I had another idea. You might be able to use something that distorts your voice so that it doesn't sound anything like you, but the AI can still transcribe it to text. There are some cheap novelty devices on amazon that do this, and also some more expensive pro audio gear that does the same thing. Just a thought.

[-] possiblylinux127@lemmy.zip 5 points 8 months ago

Voice cloning is the least of your concerns honestly as you are sending people private information to the cloud.

[-] FlappyBubble@lemmy.ml 1 points 8 months ago

Sure that's another problem but this data is already sent beyond the hospital. We have a national system in place gatjering all medical records.

[-] FlappyBubble@lemmy.ml 5 points 8 months ago

Sure but what about my peers? I want to get the point across and the understanding of privacy implications. I'm certain that this is just the first of many reforms without proper analysis of privacy implications.

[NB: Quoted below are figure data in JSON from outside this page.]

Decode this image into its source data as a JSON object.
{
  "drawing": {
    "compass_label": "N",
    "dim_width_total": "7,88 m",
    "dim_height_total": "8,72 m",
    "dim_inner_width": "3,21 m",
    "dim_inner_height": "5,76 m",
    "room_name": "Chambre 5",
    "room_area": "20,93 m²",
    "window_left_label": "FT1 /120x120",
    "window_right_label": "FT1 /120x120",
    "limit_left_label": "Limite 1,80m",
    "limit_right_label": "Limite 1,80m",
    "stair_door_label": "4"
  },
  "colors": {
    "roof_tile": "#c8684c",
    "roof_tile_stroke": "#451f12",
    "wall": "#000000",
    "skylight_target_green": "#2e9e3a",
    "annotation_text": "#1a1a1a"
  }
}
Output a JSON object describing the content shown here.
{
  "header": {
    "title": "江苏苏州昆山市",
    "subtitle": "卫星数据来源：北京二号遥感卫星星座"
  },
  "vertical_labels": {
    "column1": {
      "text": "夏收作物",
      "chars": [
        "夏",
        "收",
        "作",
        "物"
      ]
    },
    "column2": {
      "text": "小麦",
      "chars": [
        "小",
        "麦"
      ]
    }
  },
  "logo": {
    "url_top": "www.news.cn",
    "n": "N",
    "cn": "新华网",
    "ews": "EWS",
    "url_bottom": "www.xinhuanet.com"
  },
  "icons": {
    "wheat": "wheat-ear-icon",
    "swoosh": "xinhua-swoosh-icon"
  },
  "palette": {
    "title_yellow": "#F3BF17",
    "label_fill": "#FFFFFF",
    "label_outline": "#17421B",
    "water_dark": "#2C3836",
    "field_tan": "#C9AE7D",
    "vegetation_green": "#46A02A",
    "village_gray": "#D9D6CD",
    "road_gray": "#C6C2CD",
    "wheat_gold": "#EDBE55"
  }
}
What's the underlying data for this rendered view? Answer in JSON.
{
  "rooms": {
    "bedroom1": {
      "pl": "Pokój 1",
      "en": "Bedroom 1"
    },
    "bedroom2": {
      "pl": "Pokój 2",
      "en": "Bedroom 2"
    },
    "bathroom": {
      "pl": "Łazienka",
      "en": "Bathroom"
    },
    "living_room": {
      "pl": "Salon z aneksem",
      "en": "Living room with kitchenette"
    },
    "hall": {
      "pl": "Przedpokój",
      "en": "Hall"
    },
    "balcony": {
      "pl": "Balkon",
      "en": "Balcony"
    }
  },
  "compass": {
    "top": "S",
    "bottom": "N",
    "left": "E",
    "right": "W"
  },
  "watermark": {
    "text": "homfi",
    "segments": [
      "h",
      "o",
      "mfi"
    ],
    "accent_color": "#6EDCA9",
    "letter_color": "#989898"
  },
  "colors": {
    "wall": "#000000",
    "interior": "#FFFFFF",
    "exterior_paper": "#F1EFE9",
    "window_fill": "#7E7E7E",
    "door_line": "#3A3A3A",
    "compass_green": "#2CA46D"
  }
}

[-] Boozilla@lemmy.world 1 points 8 months ago

I agree that getting the point across and having them rethink this whole thing is a much better way of handling this than using a tech solution. I am just pessimistic you can change their minds and you might need a plan B.

[-] possiblylinux127@lemmy.zip 0 points 8 months ago

Honestly I would be way more concerned about your patients privacy. You shouldn't just ship medical data to some third party. That leads to massive data breaches.

[-] Boozilla@lemmy.world 0 points 8 months ago

I agree with you but that ship has sailed. I work with big medical data and it's shocking the stuff that gets stored and passed around. The really big players like PBMs and major insurance providers are supposed to abide by HIPAA but they do not fear enforcement at all. Only the small fish like doctors, etc, need fear HIPAA.